(n.) One of two circular stones used for grinding grain or other substance.
Example Sentences:
(1) That price is inevitably going to increase over the years and will be another millstone around the BBC’s neck.
(2) Blair’s business decision might thin the fog of rage – and help Labour | Jonathan Freedland Read more The scaling back of commercial activities may remove a second millstone around his reputation, although critics will say he has already made substantial sums from his businesses, including from some authoritarian regimes.
(3) If a younger generation cannot, or is afraid to, incur a massive millstone of debt, their right of access to education is being severely curtailed, if not extinguished.
(4) Like other grocers, its biggest stores have become millstones as customers increasingly shop on the internet and at local convenience stores.
(5) Channel 4's most successful show of the past decade – both in ratings and commercial terms – Big Brother became a millstone around its neck in the wake of the Shilpa Shetty race row in early 2007 and was broadcast for the final time by the broadcaster last year.
(6) Broomhill is a small, local library, in a smart bit of the city, near the university: it's a toasty old house of millstone grit – Edwardian, I think – which, perhaps, was once owned by some upwardly mobile steel magnate.
(7) Their biggest millstone may not be their ability, but whether their association with a previous Labour government leads the party to look to a new, less experienced generation.
(8) Ever since, harder-nosed Tories have been struggling to discredit what they regard as a costly millstone around their neck.

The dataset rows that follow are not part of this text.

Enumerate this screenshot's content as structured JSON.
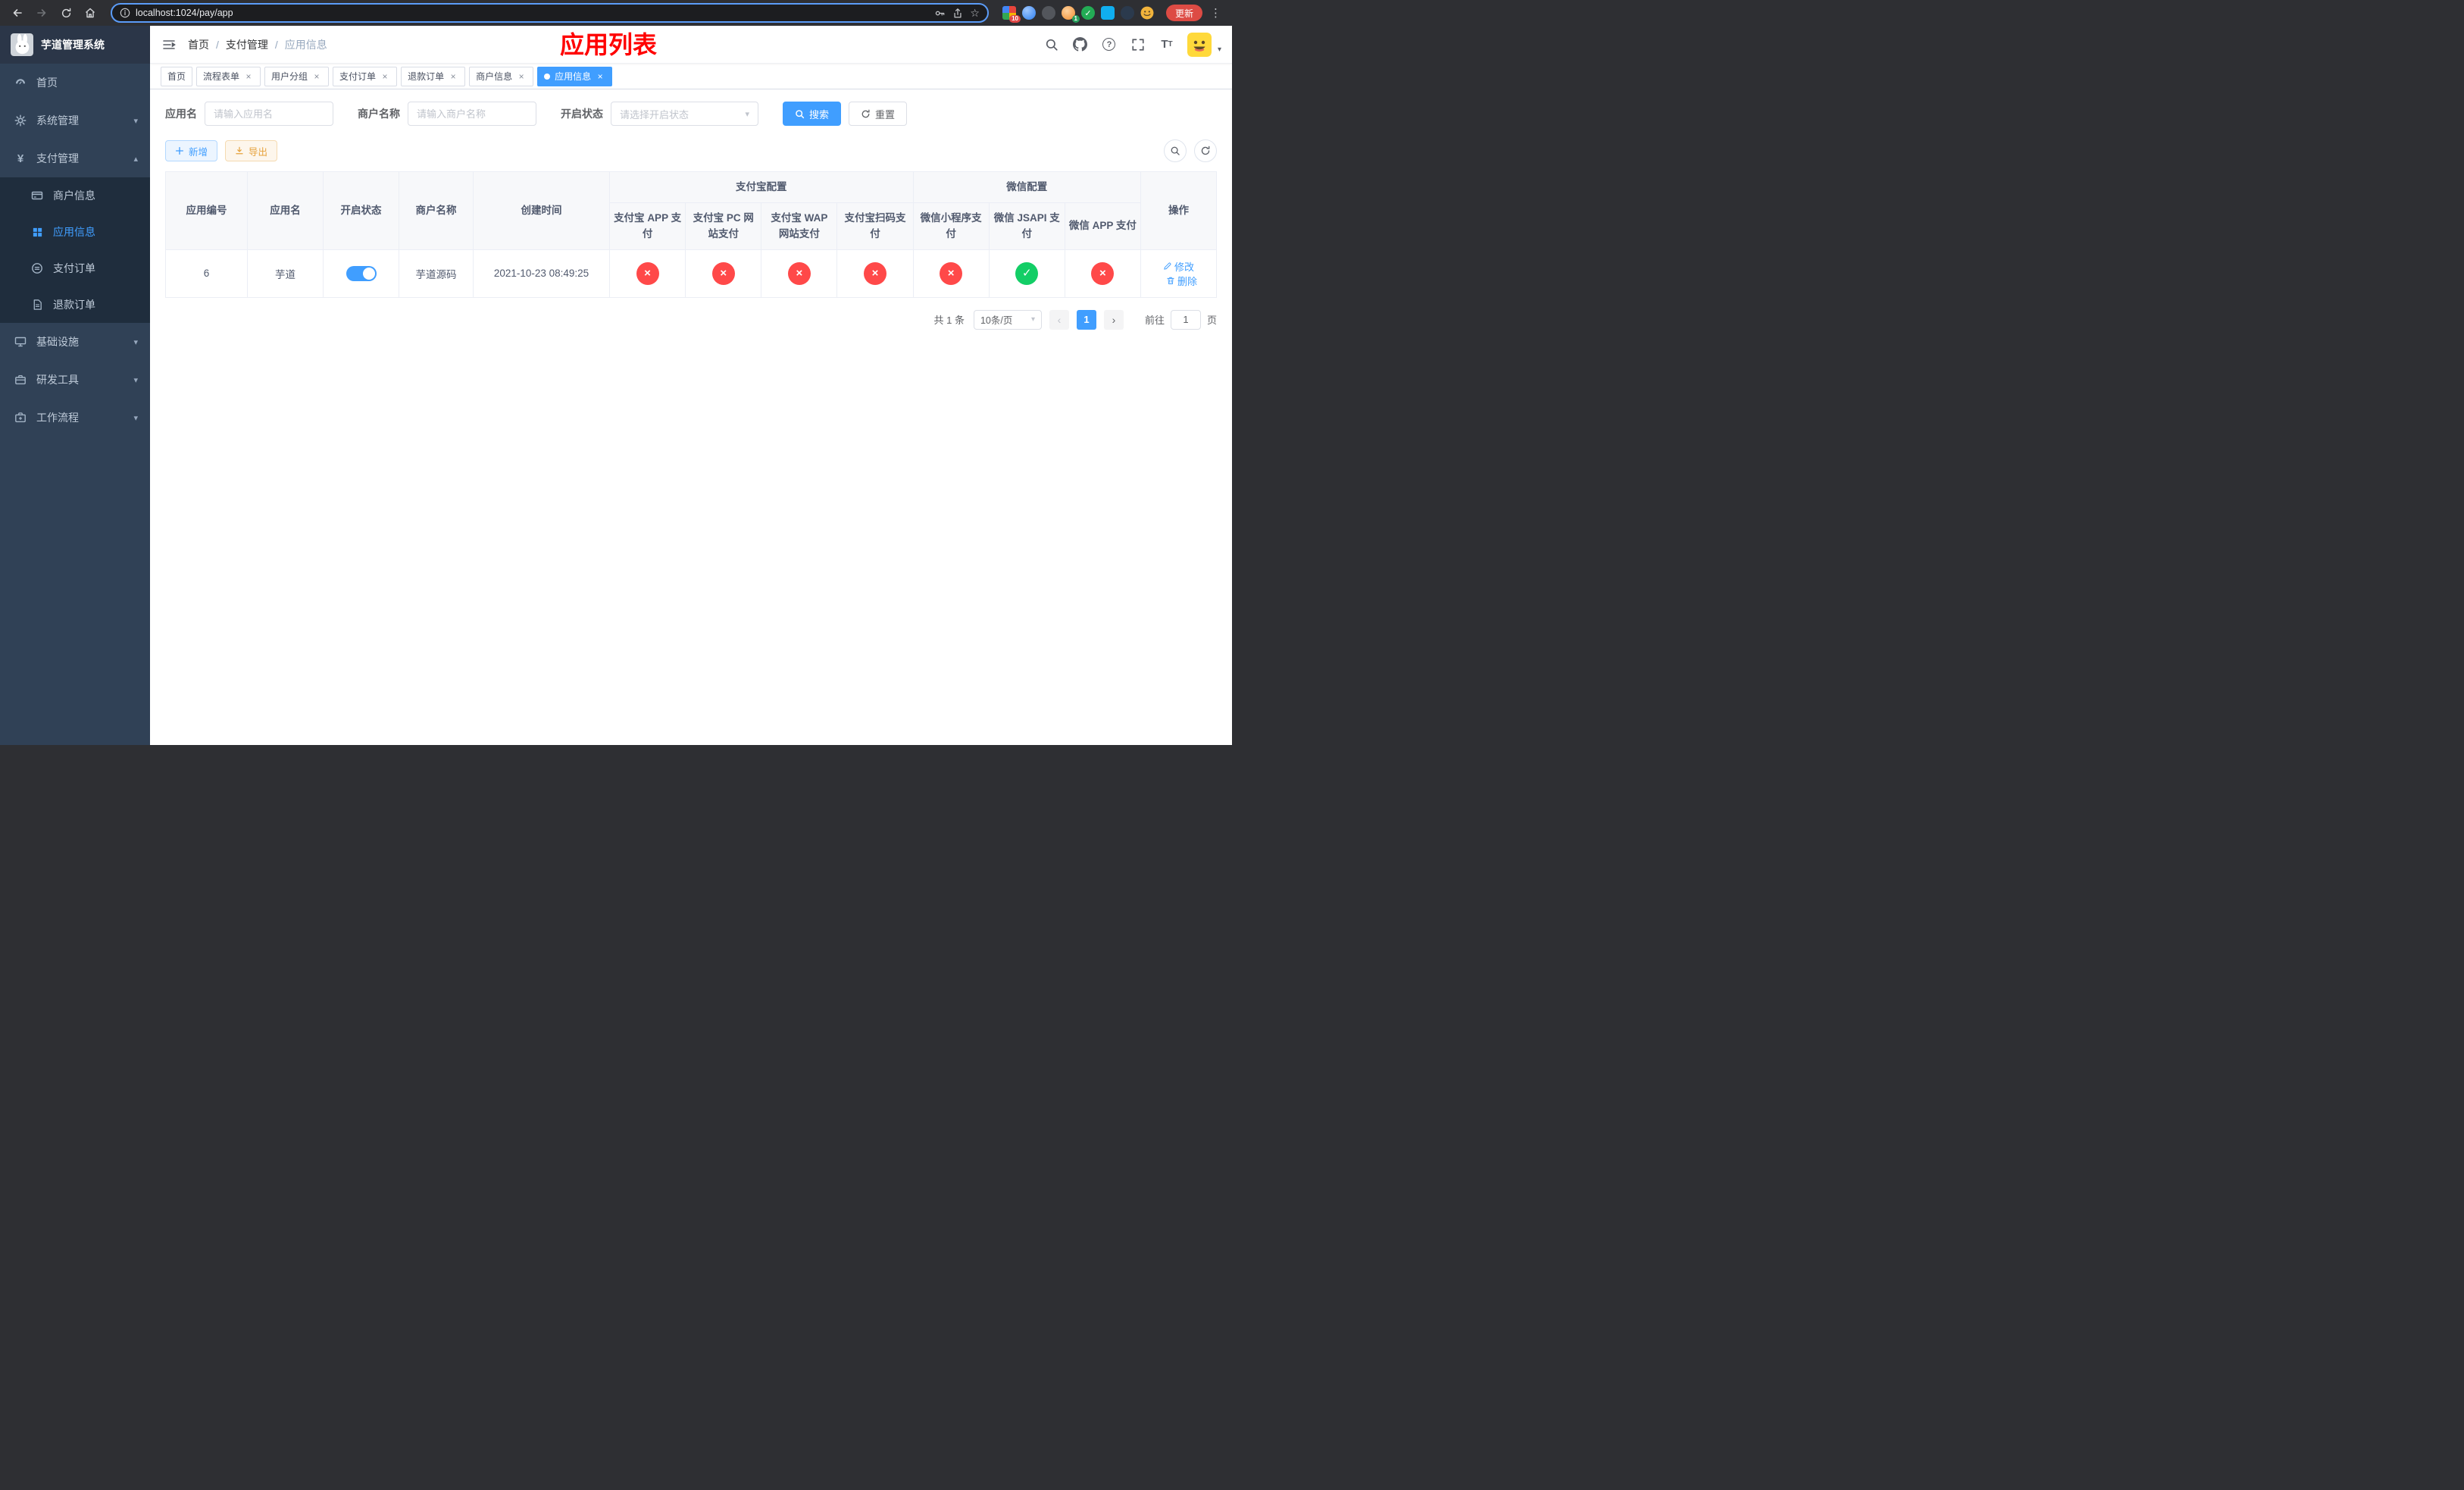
{
  "browser": {
    "url": "localhost:1024/pay/app",
    "update_label": "更新",
    "ext_badge_1": "10",
    "ext_badge_2": "1"
  },
  "sidebar": {
    "title": "芋道管理系统",
    "items": [
      {
        "label": "首页",
        "icon": "dashboard-icon"
      },
      {
        "label": "系统管理",
        "icon": "gear-icon",
        "expandable": true
      },
      {
        "label": "支付管理",
        "icon": "yen-icon",
        "expandable": true,
        "expanded": true
      },
      {
        "label": "基础设施",
        "icon": "monitor-icon",
        "expandable": true
      },
      {
        "label": "研发工具",
        "icon": "toolbox-icon",
        "expandable": true
      },
      {
        "label": "工作流程",
        "icon": "workflow-icon",
        "expandable": true
      }
    ],
    "payment_children": [
      {
        "label": "商户信息",
        "icon": "card-icon",
        "active": false
      },
      {
        "label": "应用信息",
        "icon": "grid-icon",
        "active": true
      },
      {
        "label": "支付订单",
        "icon": "order-icon",
        "active": false
      },
      {
        "label": "退款订单",
        "icon": "refund-icon",
        "active": false
      }
    ]
  },
  "header": {
    "breadcrumb": [
      "首页",
      "支付管理",
      "应用信息"
    ],
    "title": "应用列表"
  },
  "tabs": [
    {
      "label": "首页",
      "closable": false,
      "active": false
    },
    {
      "label": "流程表单",
      "closable": true,
      "active": false
    },
    {
      "label": "用户分组",
      "closable": true,
      "active": false
    },
    {
      "label": "支付订单",
      "closable": true,
      "active": false
    },
    {
      "label": "退款订单",
      "closable": true,
      "active": false
    },
    {
      "label": "商户信息",
      "closable": true,
      "active": false
    },
    {
      "label": "应用信息",
      "closable": true,
      "active": true
    }
  ],
  "filters": {
    "app_name_label": "应用名",
    "app_name_placeholder": "请输入应用名",
    "merchant_label": "商户名称",
    "merchant_placeholder": "请输入商户名称",
    "status_label": "开启状态",
    "status_placeholder": "请选择开启状态",
    "search_label": "搜索",
    "reset_label": "重置"
  },
  "toolbar": {
    "add_label": "新增",
    "export_label": "导出"
  },
  "table": {
    "col_app_id": "应用编号",
    "col_app_name": "应用名",
    "col_status": "开启状态",
    "col_merchant": "商户名称",
    "col_created": "创建时间",
    "group_alipay": "支付宝配置",
    "group_wechat": "微信配置",
    "sub_headers": [
      "支付宝 APP 支付",
      "支付宝 PC 网站支付",
      "支付宝 WAP 网站支付",
      "支付宝扫码支付",
      "微信小程序支付",
      "微信 JSAPI 支付",
      "微信 APP 支付"
    ],
    "col_actions": "操作",
    "rows": [
      {
        "app_id": "6",
        "app_name": "芋道",
        "enabled": true,
        "merchant": "芋道源码",
        "created": "2021-10-23 08:49:25",
        "statuses": [
          "error",
          "error",
          "error",
          "error",
          "error",
          "success",
          "error"
        ],
        "edit_label": "修改",
        "delete_label": "删除"
      }
    ]
  },
  "pagination": {
    "total": "共 1 条",
    "page_size": "10条/页",
    "page": "1",
    "goto_label": "前往",
    "goto_value": "1",
    "unit": "页"
  }
}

(9) Indeed, the fact he is every bit as image-conscious as United could help give more substance to his status; the size of the fee is unlikely to be a millstone around the neck of a player who, like Cristiano Ronaldo before him, has always believed he has what it takes to become the greatest and seems reinforced by others’ confirmation.
(10) Introducing a grace period for empty property rates for new development will remove a millstone from around neck of the property industry, and let it get on with what it does best – investing in our towns and cities, regenerating communities and building the offices, factories and shops in which we work.
(11) But, for now, the external sector is acting as more of a millstone on the economy than a long hoped-for source of support," he added.
(12) However, the commitment to a review for change in 2017 is arguably as important for driving growth for businesses in the UK – getting the system to be one that drives entrepreneurship, and investment, rather than a being millstone that constrains business.
(13) As the economic crisis dragged on, it seemed there was little that Hollande could do to bring the required drop in unemployment or a boost to industrial output and growth and the Mr Normal tag began to prove something of a millstone.
(14) But looking back, Mr Osborne's conference-pleasing rabbit in 2007 was better tactics than strategy; it worked primarily because it forced Labour to defer the election, but it was also a policy millstone that the Conservatives have had to bear in the middle of the ensuing economic crisis.
(15) In a fiery sermon on Monday , Francis railed against corruption and quoted the bible's advice that practitioners be thrown into the sea with a millstone tied around their neck.
(16) "But recent polling shows the issue is becoming a political embarrassment and millstone for the Republican party, even as they have yet to change their stripes.
(17) "But it has got us off 33 points, which has been a millstone around our neck, and, fingers crossed, now in our last eight games we can push on."
(18) If independence is defeated, the story would be that Scotland bottled it; that kind of charge would hang around the country's neck like a millstone, sapping self belief.
(19) I don’t know who invented the West Ham way phrase, but it’s a millstone around the club’s neck.” Allardyce, who steered West Ham to 12th in May after a promising start to the season ran out of steam after Christmas, added that he was not alone in feeling hamstrung by the supporters’ expectations and the club’s past, which saw them win the FA Cup on three occasions – 1964, 1975 and 1980 – and also lift the European Cup Winners’ Cup in 1965.
(20) In The Millstone (1965), Margaret Drabble's central character, Rosamund, gets pregnant accidentally, after a one-night stand with a man called George.